Prospective four-year college students seeking the greatest financial return on their education may want to consider majors in the STEM fields: science, technology, engineering, and mathematics.
Workers with a bachelor’s degree in computer science, electrical engineering, civil engineering, mechanical engineering, chemistry, economics, or finance can expect to earn an annual salary of $100,000 or more, according to data from the U.S. Census Bureau.
“The STEM majors tend to be the most lucrative, and that’s bringing people in,” said Eric Greenberg, president of Greenberg Educational Group, reported CNBC.
On the other hand, some of the lowest-paying college majors are in education, liberal arts, fine arts, social work, commercial art, and physical fitness. Workers in these fields typically average $60,000 per year or less.
Of course, many other factors aside from one’s college major affect a person’s income.
On average, a person with a high school diploma will earn about $1.6 million over the course of their lifetime, compared to $2 million with an associate’s degree. However, that differential does not always hold true. At least a quarter of high school graduates earn more than a person with an associate’s degree, according to a study by Georgetown University’s Center on Education and the Workforce.
A person with a bachelor’s degree is likely to earn 75% more over their lifetime than if they only had a high school diploma, earning a median of $2.8 million. The median lifetime earnings for a master’s degree holder is $3.2 million, and doctoral degree holders earn about $4 million. Still, the analysis showed that one-quarter of workers with a bachelor’s degree earn more than people with a master’s or doctoral degree.

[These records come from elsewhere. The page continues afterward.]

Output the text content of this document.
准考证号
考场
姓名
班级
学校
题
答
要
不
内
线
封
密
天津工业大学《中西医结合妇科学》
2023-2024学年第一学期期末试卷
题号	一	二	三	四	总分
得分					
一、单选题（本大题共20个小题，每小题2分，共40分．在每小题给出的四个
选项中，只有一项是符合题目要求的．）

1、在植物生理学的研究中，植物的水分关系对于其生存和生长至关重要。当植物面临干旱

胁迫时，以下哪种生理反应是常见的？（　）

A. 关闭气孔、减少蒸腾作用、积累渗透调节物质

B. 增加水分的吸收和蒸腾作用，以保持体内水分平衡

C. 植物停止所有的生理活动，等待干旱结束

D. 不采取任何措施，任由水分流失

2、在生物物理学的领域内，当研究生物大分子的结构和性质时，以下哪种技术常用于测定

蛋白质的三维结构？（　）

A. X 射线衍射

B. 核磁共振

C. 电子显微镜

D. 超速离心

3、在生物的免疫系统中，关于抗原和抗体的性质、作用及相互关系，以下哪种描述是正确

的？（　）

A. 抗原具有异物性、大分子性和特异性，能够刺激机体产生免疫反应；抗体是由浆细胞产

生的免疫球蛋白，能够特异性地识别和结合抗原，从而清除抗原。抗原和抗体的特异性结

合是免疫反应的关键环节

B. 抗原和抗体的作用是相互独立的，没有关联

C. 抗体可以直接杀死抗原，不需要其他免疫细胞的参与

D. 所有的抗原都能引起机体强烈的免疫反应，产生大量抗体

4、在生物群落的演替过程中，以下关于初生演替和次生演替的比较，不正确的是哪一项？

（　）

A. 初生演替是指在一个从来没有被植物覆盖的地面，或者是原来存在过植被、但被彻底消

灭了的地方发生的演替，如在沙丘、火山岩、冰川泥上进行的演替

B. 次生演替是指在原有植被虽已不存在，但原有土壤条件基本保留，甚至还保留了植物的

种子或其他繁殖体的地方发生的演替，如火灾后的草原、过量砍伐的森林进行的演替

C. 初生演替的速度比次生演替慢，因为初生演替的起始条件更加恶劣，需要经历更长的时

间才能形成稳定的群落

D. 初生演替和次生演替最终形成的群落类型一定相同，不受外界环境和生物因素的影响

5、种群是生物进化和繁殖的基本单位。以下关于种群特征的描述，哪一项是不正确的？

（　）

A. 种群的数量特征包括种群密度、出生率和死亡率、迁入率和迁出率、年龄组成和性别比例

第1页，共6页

Robert Franek, editor-in-chief of the Princeton Review, encouraged prospective students to consider their area of study carefully before taking out student loans for college.
“Just as a rule of thumb, students shouldn’t take on more debt than they expect to earn their first year after graduation,” Franek advised, per CNBC. Considering such guidance “forces the conversation of what is going to be the real return on my academic investment,” he said.